Su control emocional, al igual que el
mío, pende de un hilo muy pero muy delgado, por nada en especial, sólo porque
así son las cosas, y para qué complicarse con explicaciones que a esta altura
del partido no ayudan en nada. Digamos que un día usted quiere encender el auto
y éste se niega a arrancar. Es un auto usado, en el que ha gastado no poca
plata para ponerlo a punto. Todo parece estar en su lugar pero sin embargo no
arranca. Usted y yo sabemos que hay veces en que parece que las cosas están
poseídas por el mismísimo demonio.
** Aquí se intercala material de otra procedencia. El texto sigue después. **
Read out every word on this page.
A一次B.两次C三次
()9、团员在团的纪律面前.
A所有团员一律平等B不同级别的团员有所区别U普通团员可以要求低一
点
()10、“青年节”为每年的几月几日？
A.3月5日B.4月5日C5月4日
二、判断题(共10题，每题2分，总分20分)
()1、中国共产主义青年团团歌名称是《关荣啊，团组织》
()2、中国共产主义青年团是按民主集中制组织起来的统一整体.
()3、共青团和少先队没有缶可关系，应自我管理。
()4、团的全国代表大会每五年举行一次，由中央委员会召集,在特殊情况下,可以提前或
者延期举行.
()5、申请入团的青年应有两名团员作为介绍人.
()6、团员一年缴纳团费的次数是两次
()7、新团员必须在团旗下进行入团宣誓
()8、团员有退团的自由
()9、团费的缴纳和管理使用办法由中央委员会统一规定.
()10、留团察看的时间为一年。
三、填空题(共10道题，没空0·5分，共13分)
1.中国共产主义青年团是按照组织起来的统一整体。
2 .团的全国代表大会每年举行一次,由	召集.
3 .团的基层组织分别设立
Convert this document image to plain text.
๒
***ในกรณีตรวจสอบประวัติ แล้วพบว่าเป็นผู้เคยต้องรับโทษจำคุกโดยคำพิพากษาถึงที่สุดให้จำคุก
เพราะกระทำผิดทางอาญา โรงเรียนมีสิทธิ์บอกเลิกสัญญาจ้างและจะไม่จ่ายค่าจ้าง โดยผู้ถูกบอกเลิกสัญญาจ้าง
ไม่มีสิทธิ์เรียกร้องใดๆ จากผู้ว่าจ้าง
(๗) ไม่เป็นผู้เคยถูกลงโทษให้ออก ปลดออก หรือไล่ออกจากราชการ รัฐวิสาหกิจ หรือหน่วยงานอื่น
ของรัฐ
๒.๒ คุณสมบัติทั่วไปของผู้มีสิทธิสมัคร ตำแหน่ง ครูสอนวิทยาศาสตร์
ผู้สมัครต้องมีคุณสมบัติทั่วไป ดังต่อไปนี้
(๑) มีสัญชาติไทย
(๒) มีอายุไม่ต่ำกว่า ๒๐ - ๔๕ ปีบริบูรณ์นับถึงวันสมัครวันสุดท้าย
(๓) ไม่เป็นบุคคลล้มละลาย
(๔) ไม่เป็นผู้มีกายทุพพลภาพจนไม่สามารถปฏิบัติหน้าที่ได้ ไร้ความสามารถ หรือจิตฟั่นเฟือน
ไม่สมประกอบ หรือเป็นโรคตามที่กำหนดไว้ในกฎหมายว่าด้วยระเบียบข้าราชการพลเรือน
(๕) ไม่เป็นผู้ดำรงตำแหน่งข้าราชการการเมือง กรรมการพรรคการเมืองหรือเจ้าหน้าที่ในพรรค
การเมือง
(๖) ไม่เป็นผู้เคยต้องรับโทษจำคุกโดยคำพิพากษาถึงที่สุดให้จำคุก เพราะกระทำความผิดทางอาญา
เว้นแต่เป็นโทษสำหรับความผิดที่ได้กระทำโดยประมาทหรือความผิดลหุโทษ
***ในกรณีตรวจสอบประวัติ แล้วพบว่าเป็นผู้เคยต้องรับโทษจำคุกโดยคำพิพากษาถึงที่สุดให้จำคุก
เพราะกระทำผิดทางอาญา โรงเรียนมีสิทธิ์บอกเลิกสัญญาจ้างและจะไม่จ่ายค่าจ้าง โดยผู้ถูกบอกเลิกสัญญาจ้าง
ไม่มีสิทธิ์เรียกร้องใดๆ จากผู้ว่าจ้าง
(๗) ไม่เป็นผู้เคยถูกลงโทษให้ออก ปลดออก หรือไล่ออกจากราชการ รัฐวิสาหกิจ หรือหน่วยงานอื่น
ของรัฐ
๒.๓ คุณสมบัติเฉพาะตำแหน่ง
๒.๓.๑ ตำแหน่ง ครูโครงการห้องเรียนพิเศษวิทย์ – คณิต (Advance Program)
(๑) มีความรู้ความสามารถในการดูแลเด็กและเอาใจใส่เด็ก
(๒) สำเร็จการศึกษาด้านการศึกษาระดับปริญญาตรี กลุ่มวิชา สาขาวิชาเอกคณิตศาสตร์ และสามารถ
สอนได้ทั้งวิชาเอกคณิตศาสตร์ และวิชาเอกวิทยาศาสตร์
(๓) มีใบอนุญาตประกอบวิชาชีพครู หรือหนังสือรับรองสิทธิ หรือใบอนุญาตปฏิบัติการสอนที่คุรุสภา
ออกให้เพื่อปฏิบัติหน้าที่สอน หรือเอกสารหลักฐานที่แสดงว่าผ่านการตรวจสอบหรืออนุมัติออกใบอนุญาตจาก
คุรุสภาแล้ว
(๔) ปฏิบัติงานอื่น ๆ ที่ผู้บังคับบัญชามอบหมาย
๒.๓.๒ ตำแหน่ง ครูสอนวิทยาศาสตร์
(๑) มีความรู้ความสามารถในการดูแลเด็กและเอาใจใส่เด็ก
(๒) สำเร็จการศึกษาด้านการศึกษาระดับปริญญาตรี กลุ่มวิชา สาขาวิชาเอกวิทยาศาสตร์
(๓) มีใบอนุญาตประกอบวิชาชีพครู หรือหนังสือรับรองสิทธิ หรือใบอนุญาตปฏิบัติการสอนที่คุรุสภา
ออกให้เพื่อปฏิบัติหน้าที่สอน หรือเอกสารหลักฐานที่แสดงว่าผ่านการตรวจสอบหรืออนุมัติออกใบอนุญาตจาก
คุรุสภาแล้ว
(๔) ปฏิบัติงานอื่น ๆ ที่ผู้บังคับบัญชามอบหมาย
Y es como si se rieran en la cara de uno.
Como si le dijeran "Jodéte, me cansé de ser tu esclavo, mamífero
inútil". Entonces usted lo deja, paciente y acostumbrado a no hacer nada
cuando no hay nada que hacer, se sienta en su sillón favorito en el living o en
el patio a pensar mientras espera que todo se arregle, pero nada se arregla.
Hurga en sus bolsillos como si no terminara de convencerse de que al igual que
yo está en bancarrota, porque usted está sin un peso, y con la tarjeta vencida.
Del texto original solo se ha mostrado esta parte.